Coupling of cationic porphyrins on manganese ferrite nanoparticles: A potential multifunctional nanostructure for theranostics applications

Abstract

We present here the coupling of cationic meso-tetrakis(N-methylpyridinium-4-yl) porphyrin (TMPyP) and their zinc complex (ZnTMPyP) with magnetic nanoparticles (MNPs) of manganese ferrite (MnFe2O4) covered with citric acid (CA), dimercaptosuccinic acid (DMSA), and tripolyphosphate (TPP). In the presence of MNPs, the fluorescence emission of porphyrins was suppressed through static fluorescence quenching. Stern-Volmer method was employed to determine the binding constants (Kb) between porphyrins and MNPs. These interactions were described based on the coating layer properties and the unfunctionalized metallic sites on the surface of MNPs. The higher binding constants (Kb) were observed for TPP and CA MNPs (KbTPP < KbCA), which possess a poor recovery coefficient. In this case, the residuals unfunctionalized Fe3+/Mn2+ atomic sites on the MNPs surface can interact with nitrogen atoms of macrocyclic ring of free base porphyrin and the free oxygens from carboxylate and phosphate groups interact with amino hydrogens of porphyrin ring through hydrogen bonds. For ZnTMPyP, can occur a coordination of zinc atoms by the carboxylate or phosphate groups that are able to form strong and stable interactions. Furthermore, it was observed that while porphyrins are bound to MNPs, fluorescence emission and singlet oxygen production are reduced. However, such properties were recovered after the release of porphyrins from MNPs.

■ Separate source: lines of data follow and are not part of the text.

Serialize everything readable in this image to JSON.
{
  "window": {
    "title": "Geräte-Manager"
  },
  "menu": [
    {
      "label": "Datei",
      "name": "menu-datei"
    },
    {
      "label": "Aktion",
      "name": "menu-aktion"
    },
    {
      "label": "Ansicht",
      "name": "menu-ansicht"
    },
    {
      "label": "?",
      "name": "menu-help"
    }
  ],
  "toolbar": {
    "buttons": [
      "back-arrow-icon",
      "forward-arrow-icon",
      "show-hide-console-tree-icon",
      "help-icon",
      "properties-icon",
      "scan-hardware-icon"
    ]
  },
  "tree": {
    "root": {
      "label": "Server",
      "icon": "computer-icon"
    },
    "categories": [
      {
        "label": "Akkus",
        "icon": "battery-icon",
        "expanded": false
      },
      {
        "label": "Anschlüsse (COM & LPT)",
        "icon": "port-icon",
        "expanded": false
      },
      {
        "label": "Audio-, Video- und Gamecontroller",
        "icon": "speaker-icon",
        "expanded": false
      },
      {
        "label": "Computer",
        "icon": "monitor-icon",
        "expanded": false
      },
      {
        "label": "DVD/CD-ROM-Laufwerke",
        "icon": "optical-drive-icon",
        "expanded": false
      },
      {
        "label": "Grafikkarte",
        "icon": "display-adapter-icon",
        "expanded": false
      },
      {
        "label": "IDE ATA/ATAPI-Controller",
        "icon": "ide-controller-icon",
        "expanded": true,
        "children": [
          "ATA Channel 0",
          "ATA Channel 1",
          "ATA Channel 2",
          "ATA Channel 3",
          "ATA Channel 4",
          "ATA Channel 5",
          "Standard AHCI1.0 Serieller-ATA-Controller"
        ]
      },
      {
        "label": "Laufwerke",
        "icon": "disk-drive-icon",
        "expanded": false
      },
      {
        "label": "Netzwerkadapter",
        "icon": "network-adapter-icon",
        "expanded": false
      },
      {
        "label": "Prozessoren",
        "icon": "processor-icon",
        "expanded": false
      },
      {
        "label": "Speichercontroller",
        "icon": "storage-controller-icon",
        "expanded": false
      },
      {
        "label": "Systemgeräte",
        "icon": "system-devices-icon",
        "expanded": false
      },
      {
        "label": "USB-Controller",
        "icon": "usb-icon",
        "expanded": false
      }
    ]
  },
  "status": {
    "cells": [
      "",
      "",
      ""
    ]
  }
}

To investigate the molecules release, a proof-of-concept photothermal experiment was designed and performed, where temperatures higher than 50 °C were reached. These results show that this system combines properties which can be employed for development of drug delivery system, magnetic tracers for alternating current biosusceptometry (ACB), as well as application of photodynamic (PDT), photothermal therapy (PTT) and magnetic hyperthermia (MHT) therapies.